Servidores terão aumento se PEC dos precatórios for aprovada, diz Bolsonaro
Bolsonaro volta a falar de reajuste para servidores públicos

O presidente Jair Bolsonaro prometeu nesta terça (16) dar reajuste no salário a todos os servidores públicos federais caso a PEC dos Precatórios seja aprovada no Senado. O valor exato ou a fatia dos recursos que será destinada ao reajuste não foi informada.

A proposta de emenda à Constituição (PEC) contorna o teto de gastos e abre espaço de R$ 91,6 bilhões no Orçamento de 2022 ao adiar o pagamento de dívidas judiciais e mudar a correção do teto de gastos, a regra que impede que as despesas cresçam em ritmo superior à inflação. Bolsonaro disse que a inflação acima de dois dígitos – o IPCA acumula 10,67% em 12 meses – justifica o aumento.

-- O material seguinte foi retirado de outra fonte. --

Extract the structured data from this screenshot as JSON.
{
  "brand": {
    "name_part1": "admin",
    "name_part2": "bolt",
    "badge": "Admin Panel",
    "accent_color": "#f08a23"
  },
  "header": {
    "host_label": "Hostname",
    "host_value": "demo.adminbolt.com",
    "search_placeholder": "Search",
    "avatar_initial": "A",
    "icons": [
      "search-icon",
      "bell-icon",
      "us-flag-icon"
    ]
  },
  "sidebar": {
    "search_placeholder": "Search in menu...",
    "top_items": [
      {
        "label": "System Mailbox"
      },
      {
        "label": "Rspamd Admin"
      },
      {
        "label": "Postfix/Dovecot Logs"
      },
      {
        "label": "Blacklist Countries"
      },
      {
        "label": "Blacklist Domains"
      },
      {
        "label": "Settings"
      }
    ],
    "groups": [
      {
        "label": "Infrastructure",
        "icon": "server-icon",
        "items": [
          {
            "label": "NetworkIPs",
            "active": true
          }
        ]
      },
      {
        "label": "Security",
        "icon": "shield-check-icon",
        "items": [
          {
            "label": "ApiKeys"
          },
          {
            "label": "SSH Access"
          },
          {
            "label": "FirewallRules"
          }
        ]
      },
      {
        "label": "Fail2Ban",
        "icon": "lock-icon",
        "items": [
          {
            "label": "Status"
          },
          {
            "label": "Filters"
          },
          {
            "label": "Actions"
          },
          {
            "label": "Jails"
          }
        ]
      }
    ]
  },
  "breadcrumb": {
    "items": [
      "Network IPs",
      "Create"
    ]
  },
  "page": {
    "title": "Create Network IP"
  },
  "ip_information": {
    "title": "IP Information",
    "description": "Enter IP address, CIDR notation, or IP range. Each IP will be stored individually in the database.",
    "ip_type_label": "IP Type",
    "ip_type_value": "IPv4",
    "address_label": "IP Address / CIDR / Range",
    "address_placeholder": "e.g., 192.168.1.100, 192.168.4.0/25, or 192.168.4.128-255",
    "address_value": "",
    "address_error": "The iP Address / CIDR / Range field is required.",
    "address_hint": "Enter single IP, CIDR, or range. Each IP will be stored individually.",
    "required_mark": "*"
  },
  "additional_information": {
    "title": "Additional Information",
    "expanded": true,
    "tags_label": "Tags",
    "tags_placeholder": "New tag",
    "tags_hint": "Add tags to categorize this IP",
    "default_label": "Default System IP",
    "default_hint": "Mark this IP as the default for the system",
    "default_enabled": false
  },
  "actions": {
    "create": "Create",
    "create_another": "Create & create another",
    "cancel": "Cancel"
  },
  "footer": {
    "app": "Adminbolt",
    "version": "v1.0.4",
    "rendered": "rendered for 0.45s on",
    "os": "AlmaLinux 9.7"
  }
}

“A inflação chegou a dois dígitos, então conversei com (o ministro da Economia) Paulo Guedes. Se passar a PEC dos precatórios, tem que ter um pequeno espaço para dar algum reajuste. Não é o que eles merecem, mas é o que nós podemos dar a todos os servidores federais, sem exceção”, disse Bolsonaro, durante visita ao Bahrein.

Em outro aceno ao funcionalismo, Bolsonaro disse que a reforma administrativa “não atingirá os atuais servidores”. Bolsonaro afirmou que só realizará os concursos públicos essenciais. “Dessa forma estamos mostrando responsabilidade”, afirmou.

Na segunda-feira (15), o presidente disse que estudava destinar parte dos recursos bilionários a serem liberados pela PEC dos precatórios a servidores públicos.

Governo corre contra o tempo para aprovar PEC dos precatórios

A PEC foi aprovada pela Câmara e vai ser votada agora no Senado, alterando o teto de gastos, além de viabilizar o pagamento do programa substituto do Bolsa Família, o Auxílio Brasil, de R$ 400, até o fim de 2022, ano eleitoral.

A proposta vem enfrentando resistência por partidos de esquerda, com forte base sindical, e sindicatos do funcionalismo que veem ameaças ao pagamento de dívidas a servidores aposentados, que ganharam na Justiça o direito de receber benefícios atrasados.

“Tínhamos previsto pagar em torno de R$ 30 bilhões no ano que vem e passou para quase R$ 90 bilhões. Essa diferença tem que entrar no teto. E, se entrar no teto, a gente para o Brasil”, afirmou Bolsonaro, durante entrevista na Expo Dubai, nos Emirados Árabes Unidos. “Não queremos romper o teto. Propusemos ao Congresso, e a Câmara deu sinal verde, para parcelar mais da metade disso aí. Assim dá para a gente atender os mais necessitados, atender a questão orçamentária,= e pensamos até em, dado o espaço que está sobrando, favorecer em parte os servidores.”

O governo federal corre contra o tempo para colocar o Auxilio Brasil na rua ainda este ano. A equipe econômica avalia que tem, no máximo, até 15 de dezembro para conseguir a aprovação da PEC dos Precatórios pelo Congresso, para liberar o pagamento do benefício a 17 milhões de famílias até o fim do ano.

Essa data seria a limite para a aprovação da PEC dos Precatórios devido ao tempo que o governo precisa para operacionalizar o Auxílio Brasil. Outras áreas têm prazos ainda mais conservadores, como 10 de dezembro no Palácio do Planalto ou fim de novembro no Ministério da Cidadania.